Tempo fa ci era stato fatto notare come, ad esempio, se due amici si dovessero trovare ad una fermata della M1 di viale Monza, Gorla, uno che arriva in automobile e uno con la metropolitana, chi utilizza la metropolitana, senza alcun dubbio sa dove scendere, mentre chi percorre viale Monza, non conoscendo la città, vedrà diverse fermate lungo il percorso del lungo viale senza capire dove fermarsi. Stessa cosa anche per le fermate della linea 5 lungo viale Fulvio Testi, disseminato di fermate; oppure lungo Corso Lodi, altra lunga arteria dove le fermate sono 4.

Non sarebbe più semplice mettere un cartello, magari anche pubblicitario, che indichi anche il nome della stazione, come succede, per esempio, in molte stazioni della metro di Parigi, ma non solo? Oppure anche il nome scritto sotto la M. Insomma una soluzione che aiuterebbe di sicuro i cittadini.

Sarebbe poi il massimo se ci fosse, contestualmente, anche una mappa della città con lo schema dei trasporti pubblici, in modo che si si possa orientare prima di accedere alla metropolitana (come nell’esempio parigino).




Per l'utilizzo delle immagini scrivere a info@dodecaedrourbano.com

Milanese doc. Appassionato di architettura, urbanistica e arte. Nel 2008, insieme ad altri appassionati di architettura e temi urbani, fonda Urbanfile una sorta di archivio architettonico basato sul contributo del web e che in pochissimo tempo ha saputo ritagliarsi un certo interesse tra i media e le istituzioni. Curatore dal 2013 del blog in questione.

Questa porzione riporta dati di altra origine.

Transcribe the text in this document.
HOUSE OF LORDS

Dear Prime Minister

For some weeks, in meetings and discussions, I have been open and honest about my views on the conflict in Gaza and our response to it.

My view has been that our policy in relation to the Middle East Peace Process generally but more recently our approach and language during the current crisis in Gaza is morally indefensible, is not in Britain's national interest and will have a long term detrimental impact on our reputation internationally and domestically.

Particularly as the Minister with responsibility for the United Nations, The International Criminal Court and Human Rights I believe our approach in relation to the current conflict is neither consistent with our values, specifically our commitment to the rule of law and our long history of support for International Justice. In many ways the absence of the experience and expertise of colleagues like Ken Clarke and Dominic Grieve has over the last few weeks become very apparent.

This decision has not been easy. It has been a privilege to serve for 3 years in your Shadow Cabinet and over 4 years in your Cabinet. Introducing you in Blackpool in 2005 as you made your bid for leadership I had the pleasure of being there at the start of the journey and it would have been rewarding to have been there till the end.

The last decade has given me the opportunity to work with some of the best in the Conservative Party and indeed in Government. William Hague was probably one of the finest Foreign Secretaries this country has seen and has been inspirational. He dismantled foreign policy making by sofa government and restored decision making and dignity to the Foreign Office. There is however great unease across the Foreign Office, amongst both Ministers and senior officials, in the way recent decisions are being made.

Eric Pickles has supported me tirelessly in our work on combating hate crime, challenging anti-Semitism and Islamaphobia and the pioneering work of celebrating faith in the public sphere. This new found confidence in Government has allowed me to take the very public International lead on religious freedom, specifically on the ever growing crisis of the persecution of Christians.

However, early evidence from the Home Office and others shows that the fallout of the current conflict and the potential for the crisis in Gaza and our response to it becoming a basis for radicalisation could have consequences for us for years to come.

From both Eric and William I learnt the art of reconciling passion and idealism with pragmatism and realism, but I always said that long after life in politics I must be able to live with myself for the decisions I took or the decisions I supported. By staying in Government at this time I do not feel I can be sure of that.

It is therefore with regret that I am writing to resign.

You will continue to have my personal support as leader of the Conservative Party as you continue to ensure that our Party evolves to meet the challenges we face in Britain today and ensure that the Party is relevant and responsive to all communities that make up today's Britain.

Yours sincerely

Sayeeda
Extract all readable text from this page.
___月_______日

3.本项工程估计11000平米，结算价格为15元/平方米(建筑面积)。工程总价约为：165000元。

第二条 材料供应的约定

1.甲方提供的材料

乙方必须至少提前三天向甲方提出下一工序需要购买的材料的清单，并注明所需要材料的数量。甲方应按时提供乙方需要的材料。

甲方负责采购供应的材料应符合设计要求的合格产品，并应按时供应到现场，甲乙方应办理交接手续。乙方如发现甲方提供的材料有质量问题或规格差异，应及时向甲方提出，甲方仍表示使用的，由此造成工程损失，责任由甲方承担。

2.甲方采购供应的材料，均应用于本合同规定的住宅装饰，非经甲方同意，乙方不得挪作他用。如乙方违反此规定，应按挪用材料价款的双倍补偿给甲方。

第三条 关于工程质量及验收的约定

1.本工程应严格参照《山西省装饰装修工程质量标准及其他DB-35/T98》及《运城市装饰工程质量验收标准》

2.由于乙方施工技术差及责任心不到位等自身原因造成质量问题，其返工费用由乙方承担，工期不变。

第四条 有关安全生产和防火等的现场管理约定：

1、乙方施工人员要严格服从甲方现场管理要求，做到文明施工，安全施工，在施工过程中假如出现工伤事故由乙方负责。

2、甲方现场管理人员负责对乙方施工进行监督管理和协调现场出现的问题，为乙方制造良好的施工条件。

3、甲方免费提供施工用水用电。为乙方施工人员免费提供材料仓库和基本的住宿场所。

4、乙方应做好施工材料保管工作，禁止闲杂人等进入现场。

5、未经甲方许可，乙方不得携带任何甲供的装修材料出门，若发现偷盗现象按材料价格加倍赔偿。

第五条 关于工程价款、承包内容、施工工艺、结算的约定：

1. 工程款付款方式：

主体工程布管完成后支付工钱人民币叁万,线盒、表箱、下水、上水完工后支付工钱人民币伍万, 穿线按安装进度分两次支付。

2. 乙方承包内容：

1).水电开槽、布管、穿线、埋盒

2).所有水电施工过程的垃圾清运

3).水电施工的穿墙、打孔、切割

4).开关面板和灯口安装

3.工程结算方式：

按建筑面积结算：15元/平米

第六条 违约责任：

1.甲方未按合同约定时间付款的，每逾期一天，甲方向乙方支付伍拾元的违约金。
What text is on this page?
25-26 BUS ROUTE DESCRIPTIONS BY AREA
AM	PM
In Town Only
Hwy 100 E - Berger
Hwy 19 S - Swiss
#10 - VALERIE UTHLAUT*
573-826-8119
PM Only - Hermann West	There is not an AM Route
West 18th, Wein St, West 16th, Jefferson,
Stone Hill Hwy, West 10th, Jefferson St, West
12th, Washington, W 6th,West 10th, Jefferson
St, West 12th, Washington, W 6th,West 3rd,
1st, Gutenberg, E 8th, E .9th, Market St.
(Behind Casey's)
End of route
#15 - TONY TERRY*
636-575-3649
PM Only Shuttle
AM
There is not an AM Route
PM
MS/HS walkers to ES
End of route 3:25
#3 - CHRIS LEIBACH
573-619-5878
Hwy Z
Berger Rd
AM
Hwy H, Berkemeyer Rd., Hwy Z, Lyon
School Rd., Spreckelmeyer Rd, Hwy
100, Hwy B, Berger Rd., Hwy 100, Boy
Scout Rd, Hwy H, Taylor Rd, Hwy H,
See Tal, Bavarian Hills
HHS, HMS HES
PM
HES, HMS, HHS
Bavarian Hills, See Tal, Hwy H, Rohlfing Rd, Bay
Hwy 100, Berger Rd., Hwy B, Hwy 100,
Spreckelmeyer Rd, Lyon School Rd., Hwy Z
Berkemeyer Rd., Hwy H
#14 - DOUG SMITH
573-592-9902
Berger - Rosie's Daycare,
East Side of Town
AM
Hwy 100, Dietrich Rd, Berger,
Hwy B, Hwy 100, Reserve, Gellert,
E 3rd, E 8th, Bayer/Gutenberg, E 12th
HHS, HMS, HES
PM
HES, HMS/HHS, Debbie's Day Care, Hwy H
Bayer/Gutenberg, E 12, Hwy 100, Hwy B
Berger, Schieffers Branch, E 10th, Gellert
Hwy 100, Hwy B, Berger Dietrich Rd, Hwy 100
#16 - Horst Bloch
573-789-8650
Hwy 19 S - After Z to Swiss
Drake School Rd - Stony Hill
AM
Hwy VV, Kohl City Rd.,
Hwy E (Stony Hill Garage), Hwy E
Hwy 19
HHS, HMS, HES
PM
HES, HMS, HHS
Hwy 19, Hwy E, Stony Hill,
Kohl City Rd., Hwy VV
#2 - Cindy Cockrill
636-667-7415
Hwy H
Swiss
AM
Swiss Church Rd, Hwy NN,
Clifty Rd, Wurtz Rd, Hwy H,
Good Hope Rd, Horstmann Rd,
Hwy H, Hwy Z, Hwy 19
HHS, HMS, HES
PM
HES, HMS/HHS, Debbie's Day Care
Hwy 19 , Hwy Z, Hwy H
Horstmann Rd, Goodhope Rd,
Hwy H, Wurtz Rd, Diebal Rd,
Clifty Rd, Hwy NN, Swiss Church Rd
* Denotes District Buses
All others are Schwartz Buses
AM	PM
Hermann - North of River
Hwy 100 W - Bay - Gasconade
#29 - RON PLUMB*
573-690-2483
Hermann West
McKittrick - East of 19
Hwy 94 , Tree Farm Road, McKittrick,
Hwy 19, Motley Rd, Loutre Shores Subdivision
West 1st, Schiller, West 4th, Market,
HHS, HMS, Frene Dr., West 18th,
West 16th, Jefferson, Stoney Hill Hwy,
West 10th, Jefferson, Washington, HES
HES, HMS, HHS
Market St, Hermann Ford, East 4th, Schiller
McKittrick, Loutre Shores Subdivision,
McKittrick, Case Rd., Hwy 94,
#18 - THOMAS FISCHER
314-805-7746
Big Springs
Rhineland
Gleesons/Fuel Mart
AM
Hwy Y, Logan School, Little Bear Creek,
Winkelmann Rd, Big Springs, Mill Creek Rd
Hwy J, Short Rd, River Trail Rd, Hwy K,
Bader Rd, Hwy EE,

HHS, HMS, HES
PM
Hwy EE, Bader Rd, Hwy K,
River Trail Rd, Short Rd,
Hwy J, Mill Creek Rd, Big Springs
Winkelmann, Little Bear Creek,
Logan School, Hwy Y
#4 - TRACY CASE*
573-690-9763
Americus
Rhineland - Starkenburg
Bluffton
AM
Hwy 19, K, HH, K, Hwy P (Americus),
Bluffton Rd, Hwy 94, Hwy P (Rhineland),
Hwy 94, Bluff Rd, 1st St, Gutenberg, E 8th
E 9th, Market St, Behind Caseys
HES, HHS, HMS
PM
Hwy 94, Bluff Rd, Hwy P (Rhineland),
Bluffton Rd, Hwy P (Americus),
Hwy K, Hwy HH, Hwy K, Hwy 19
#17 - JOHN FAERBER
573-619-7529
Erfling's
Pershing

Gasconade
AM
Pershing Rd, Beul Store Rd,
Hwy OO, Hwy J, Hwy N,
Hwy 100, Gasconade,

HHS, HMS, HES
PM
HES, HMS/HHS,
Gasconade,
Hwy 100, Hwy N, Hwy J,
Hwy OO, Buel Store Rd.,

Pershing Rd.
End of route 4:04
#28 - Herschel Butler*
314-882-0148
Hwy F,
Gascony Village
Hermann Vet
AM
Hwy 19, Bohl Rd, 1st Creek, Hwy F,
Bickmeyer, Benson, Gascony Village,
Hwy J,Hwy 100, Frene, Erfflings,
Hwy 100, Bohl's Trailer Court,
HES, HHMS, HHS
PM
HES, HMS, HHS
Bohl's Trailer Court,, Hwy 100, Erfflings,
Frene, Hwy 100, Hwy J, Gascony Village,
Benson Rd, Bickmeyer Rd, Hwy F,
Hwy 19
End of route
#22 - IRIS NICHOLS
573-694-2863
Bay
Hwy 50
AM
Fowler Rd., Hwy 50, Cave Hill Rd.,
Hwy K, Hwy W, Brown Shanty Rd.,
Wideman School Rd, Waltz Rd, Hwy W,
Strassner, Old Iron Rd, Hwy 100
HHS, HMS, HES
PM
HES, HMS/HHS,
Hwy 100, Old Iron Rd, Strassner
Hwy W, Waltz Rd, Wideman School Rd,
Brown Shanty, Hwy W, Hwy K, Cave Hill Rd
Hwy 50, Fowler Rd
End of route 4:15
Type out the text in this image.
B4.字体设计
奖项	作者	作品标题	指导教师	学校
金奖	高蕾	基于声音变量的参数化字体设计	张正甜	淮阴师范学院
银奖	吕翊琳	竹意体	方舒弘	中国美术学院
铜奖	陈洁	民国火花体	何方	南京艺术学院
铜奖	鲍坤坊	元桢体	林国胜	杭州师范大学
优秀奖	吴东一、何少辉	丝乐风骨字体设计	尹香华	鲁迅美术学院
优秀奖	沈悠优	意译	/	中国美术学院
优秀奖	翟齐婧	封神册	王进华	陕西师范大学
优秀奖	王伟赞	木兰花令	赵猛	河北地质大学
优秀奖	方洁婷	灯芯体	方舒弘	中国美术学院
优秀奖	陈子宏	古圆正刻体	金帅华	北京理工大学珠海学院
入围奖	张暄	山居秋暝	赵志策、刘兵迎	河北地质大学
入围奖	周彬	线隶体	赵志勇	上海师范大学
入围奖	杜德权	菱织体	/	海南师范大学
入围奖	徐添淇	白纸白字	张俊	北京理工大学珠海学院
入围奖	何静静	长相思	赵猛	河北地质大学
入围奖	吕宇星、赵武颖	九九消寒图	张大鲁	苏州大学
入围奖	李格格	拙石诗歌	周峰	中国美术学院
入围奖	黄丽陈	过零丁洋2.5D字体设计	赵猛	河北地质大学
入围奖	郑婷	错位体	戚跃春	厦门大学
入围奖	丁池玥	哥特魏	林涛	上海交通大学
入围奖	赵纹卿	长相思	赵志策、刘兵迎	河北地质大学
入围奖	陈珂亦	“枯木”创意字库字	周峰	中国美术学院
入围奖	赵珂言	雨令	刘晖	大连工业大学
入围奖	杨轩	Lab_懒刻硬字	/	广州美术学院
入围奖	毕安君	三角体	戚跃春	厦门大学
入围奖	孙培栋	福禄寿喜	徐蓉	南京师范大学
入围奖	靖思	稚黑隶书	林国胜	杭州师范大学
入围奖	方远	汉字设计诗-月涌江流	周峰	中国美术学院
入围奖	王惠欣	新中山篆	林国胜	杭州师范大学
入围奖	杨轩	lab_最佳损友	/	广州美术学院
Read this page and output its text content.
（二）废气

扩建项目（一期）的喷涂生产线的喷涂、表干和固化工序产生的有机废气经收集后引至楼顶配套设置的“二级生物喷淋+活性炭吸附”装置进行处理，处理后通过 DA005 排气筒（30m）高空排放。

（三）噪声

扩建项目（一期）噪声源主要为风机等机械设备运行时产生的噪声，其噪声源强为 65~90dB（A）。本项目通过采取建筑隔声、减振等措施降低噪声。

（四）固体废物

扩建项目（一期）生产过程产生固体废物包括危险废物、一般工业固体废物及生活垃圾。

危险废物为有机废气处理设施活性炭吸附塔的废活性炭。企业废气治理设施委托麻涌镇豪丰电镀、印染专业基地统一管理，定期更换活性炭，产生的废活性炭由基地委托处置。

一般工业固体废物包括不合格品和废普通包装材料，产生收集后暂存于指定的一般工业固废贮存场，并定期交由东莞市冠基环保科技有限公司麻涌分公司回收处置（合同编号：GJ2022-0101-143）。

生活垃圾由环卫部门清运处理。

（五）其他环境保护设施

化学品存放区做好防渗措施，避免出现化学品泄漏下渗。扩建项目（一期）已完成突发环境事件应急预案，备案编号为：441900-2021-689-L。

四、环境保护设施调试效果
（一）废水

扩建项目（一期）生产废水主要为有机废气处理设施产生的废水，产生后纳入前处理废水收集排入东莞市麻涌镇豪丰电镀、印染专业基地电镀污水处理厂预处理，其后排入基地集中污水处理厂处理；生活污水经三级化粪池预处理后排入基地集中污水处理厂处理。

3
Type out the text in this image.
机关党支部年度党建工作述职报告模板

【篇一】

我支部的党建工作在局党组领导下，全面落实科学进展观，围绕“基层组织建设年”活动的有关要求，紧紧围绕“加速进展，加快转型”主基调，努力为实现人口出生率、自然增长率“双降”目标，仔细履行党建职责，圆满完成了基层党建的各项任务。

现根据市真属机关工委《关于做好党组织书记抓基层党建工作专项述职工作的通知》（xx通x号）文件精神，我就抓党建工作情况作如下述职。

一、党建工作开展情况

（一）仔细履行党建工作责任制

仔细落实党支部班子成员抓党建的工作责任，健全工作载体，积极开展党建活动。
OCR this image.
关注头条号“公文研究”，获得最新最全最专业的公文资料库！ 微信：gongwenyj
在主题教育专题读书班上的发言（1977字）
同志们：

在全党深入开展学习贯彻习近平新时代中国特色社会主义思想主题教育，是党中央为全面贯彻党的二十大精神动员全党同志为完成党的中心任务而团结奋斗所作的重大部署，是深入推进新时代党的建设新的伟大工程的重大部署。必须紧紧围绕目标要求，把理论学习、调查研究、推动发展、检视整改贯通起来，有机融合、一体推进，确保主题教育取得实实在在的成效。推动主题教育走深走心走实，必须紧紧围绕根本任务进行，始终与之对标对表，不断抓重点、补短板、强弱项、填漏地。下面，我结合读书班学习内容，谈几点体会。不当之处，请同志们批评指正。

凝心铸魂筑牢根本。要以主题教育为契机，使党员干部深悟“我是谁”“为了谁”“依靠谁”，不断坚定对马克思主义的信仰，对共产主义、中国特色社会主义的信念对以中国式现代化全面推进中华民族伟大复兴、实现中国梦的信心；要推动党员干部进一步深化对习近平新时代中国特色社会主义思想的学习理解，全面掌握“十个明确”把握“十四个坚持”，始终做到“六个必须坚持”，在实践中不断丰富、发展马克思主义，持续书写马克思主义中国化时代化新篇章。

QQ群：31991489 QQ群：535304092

20 thoughts on “Milano | Trasporti: le stazioni della metropolitana riconoscibili dalla strada

  1. Anonimo

    Un attimo, fatemi capire.

    Nel 21 secolo quando chiunque ha uno smartphone, nella città con più pali, cartelli, insegne, totem e indicatori del Mondo (e nella totale inettitudine a farne un minimo di manutenzione) voi proponete di aggiungere altri pali e cartelli per mettere la mappa della metro e il nome della fermata fuori da ciascuna uscita della metro??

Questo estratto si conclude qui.